I remember when I first started in the position, I had to interview every developer to find out what they did. To be honest, I had no idea what they were telling me. I tried to listen as much as I could and make it seem like I understood, but I didn’t. The good thing is I didn’t manage to do much damage. I probably didn’t help them much either. Still, I knew that long-term, this was not the right avenue for me.
Around this time I had heard murmurs of the market turning for technology.
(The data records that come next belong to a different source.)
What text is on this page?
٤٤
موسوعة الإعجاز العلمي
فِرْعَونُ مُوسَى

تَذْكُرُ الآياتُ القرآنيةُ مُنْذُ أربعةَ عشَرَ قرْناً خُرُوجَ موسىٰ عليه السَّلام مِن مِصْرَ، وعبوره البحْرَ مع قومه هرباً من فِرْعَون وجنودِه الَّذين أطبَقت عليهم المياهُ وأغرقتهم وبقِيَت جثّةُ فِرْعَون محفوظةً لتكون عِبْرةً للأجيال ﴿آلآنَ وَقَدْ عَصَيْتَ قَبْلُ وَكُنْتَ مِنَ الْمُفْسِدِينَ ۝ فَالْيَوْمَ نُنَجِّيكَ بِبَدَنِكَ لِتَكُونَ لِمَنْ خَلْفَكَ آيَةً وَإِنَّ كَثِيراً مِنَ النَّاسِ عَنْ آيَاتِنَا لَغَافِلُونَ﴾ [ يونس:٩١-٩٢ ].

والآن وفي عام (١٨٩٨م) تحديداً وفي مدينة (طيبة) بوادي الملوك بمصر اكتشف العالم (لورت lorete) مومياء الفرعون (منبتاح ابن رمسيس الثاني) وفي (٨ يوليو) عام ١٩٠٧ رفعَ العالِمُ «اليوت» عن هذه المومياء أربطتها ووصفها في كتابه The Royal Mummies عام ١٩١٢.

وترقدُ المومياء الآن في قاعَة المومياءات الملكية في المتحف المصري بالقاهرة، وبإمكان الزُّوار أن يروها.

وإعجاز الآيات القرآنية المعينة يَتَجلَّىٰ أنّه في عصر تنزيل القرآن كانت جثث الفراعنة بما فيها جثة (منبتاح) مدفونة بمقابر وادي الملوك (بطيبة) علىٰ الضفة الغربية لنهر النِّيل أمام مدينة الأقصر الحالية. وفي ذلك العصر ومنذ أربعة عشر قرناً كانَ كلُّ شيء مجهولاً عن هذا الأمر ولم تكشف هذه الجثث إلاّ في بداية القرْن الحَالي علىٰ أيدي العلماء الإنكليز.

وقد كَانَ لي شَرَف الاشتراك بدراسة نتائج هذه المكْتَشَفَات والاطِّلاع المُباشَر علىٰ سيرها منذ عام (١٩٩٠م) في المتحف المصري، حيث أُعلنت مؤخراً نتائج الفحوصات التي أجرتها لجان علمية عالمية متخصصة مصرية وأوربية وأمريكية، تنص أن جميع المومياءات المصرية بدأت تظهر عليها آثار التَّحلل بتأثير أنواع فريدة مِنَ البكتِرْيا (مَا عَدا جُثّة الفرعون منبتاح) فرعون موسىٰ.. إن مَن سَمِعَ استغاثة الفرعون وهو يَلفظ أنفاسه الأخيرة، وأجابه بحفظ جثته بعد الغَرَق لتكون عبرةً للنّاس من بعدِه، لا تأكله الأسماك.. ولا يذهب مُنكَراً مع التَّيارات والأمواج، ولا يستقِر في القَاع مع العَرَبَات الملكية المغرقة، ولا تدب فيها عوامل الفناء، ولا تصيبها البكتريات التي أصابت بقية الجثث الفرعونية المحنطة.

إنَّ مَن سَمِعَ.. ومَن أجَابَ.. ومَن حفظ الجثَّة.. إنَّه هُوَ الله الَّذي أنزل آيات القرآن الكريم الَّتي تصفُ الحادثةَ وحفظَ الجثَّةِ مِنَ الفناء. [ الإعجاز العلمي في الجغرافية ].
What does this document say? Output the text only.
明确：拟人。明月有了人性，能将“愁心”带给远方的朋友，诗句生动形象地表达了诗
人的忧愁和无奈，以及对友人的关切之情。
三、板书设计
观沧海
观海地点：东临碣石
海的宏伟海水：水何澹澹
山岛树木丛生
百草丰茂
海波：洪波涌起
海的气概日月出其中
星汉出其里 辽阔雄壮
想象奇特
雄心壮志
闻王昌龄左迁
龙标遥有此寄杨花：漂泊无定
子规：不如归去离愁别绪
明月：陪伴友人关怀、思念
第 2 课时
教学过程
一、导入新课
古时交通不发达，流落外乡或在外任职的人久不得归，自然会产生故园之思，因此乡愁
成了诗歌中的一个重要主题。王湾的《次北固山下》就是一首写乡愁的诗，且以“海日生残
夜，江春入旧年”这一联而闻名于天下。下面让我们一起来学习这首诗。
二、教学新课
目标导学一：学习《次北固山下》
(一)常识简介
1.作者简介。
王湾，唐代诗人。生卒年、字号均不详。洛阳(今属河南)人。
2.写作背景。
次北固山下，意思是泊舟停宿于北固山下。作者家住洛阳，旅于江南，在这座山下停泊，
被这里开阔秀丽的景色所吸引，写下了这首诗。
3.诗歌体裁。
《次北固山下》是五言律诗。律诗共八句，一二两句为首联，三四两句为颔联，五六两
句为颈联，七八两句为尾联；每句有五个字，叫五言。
The 90s had been booming, with people like me (but not me) becoming rich overnight from insane IPO valuations. It was not sustainable, and eventually it caved in on itself. The dot-com bubble is legendary now, but aside from hearing the fear in people’s voices occasionally, we were mostly oblivious to what was happening. Mostly.
I saw the writing on the wall, and I was in a job position that was not suited well for me. Adding to that, I wasn’t happy there. Sure, I loved Southern California and had some wonderful times, memories that I’ll never forget, but I did not have much aside from the job and my apartment. I had money, but not enough to live the lavish California lifestyle, and that wasn’t my speed anyway. I had left behind my social network, and while I had made new friends like Michael, most of the people in the new company were not too outgoing. I grew bored.
After a year, I decided enough was enough. I spoke with my employers and asked them to reinstate me as Content Manager. I would move back to Atlanta and perform the job remotely. They weren’t thrilled, but I had an employment contract built into my acquisition, so they had to go along with it.
I moved back to Atlanta, got an apartment, and did the job to the best of my ability. It wasn’t easy because communication technology wasn’t quite as sophisticated, and we were in different time zones. I may have helped a little bit, but the team mostly did the work by themselves.
Their company was affected by the bubble bursting, and the deep pockets dried up. There would be no third round of funding, and they started trying to get out of the employment contracts. They fired one guy who sued and was able to keep his job. They got rid of a couple others. When they made the call to me, I knew it was coming, and I was fine with it. I did not put up a fight. I had another opportunity lurking (a book deal), some cash from the acquisition in the bank, and a lot of experience. I didn’t expect many headwinds in my future. We parted ways and they went out of business within the year. They sold their assets to a web hosting company. My stock became worthless, and that was fine too.
Remember Paul and Amanda, my partners in crime? What was interesting is right about the time I was getting acquired, I was contacted to develop a site for the alternate band Weezer, who were still pretty popular at the time. Of course I couldn’t take the project, so I gave it to Amanda. She later got a job maintaining Humor.com and has been loosely tied to the industry ever since. We are still in touch, and my wife and her have connected on Facebook through their love of cats. The last I heard was that Paul works an IT job in Ohio. He’s absent on social media, so we really haven’t reconnected. Paul, if you’re out there, give me a shout.
Thanks for enduring this diversion from the cycling and Jeopardy stories. I didn’t expect to write so much, but I did enjoy it. This chapter of my life was pretty interesting, although maybe (hopefully?) not as interesting as cycling to the top of the tallest mountains.
Now, back to Jeopardy. My wife will appear a week from next Monday, but the show is in the can. I was out there, in pain, and have some more stories to tell.